The idea of having a heroine as an egg farmer was sort of floating around in my head because of the current trend toward organic eating and I had watched some features on TV about free-range chickens. Being a daughter of farmers and ranchers, I know a little about chickens. As a child, every day of my life for many years, I accompanied my grandmother to the chicken house where she would select 2 pullets, wring their necks. Then we would clean them and cook them for dinner. In the late afternoons, we would go to a different chicken house and gather eggs. Then, when I flew to Atlanta for last year’s RWA conference, my seatmate on the plane happened to be a woman who had 9 chickens living in her backyard in a sub-division in Arlington, Texas. (I’m sure you can imagine how much her neighbors love her.) For the whole hour-plus it took to get from Dallas to Atlanta, she and I discussed chickens and eggs. And the idea for SWEET RETURN was hatched.

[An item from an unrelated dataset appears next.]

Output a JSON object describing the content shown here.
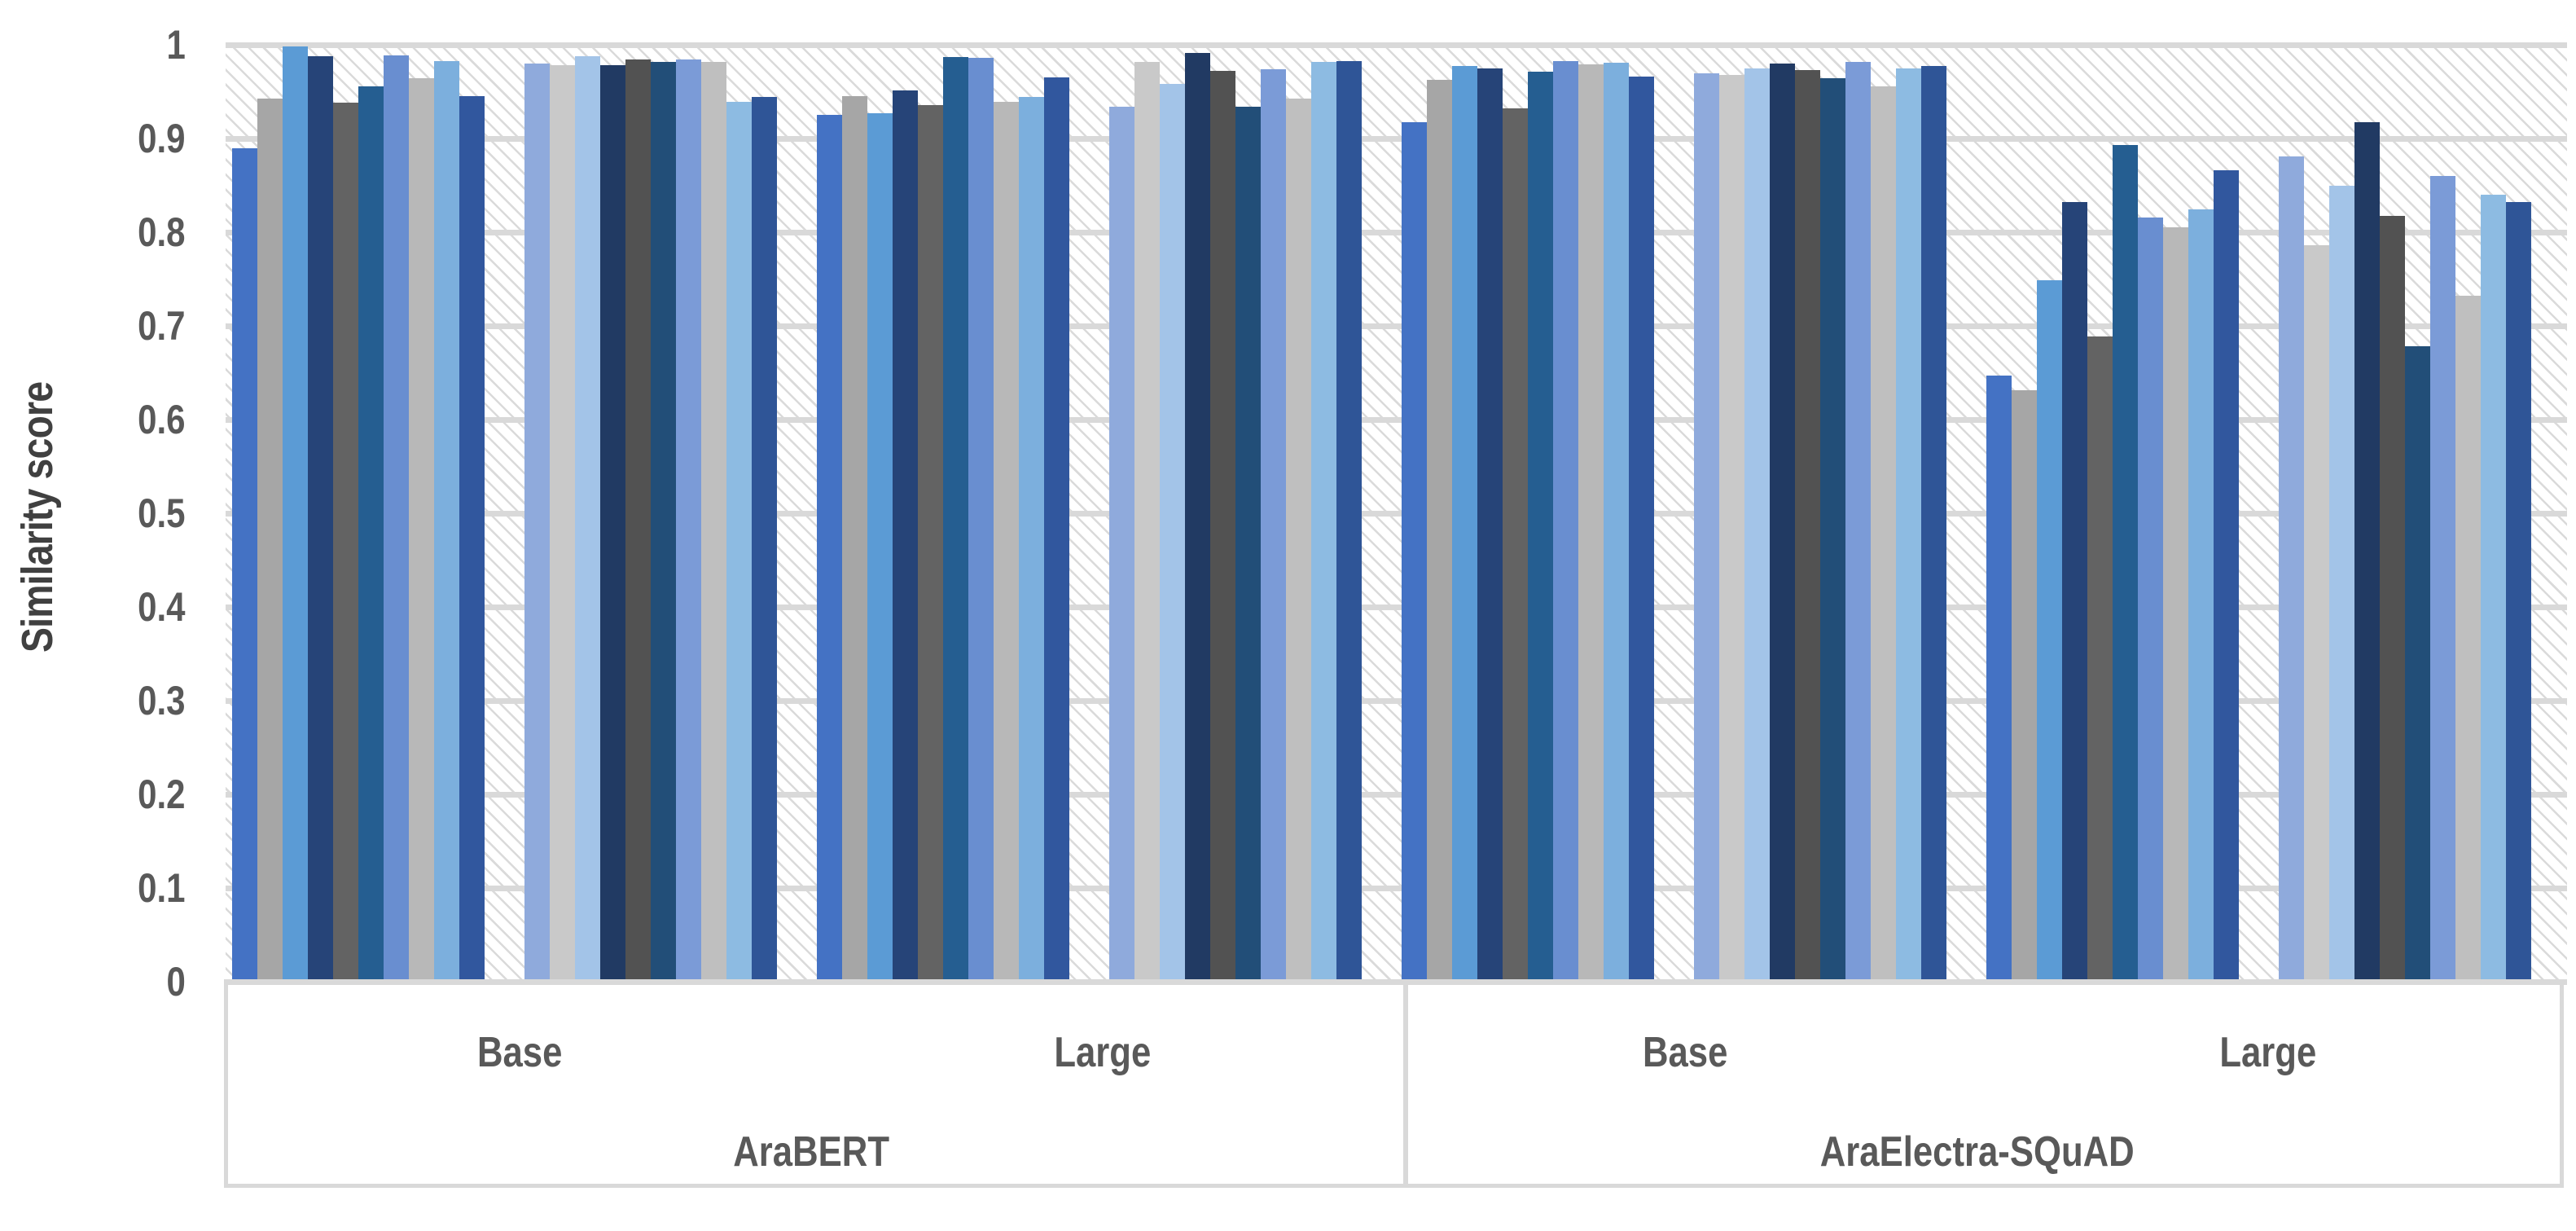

Now mind you, I don’t remember a lot about raising chickens. Mostly I recall my grandmother saying, “Don’t play in the chicken house. You’ll get mites.” So I had to do research. Of the many new things I learned about chickens, one thing I discovered is that the principal book on raising chickens for egg production was written in 1902 and is still the foremost compilation of information for that particular endeavor. I also learned that different breeds of chickens have different personalities. Who knew? When I was about 6, I had a pet rooster that flogged my 4-year-old cousin so badly he has scars on his back and shoulders to this day, but I had no idea that flogging incident had something to do with that particular rooster’s personality. I would like to add, that in spite of how it sounds, what with chicken slaughter and flogging roosters, I did not have a violent childhood.
Anyway, I hope you’ll have fun reading the book. It was fun to write.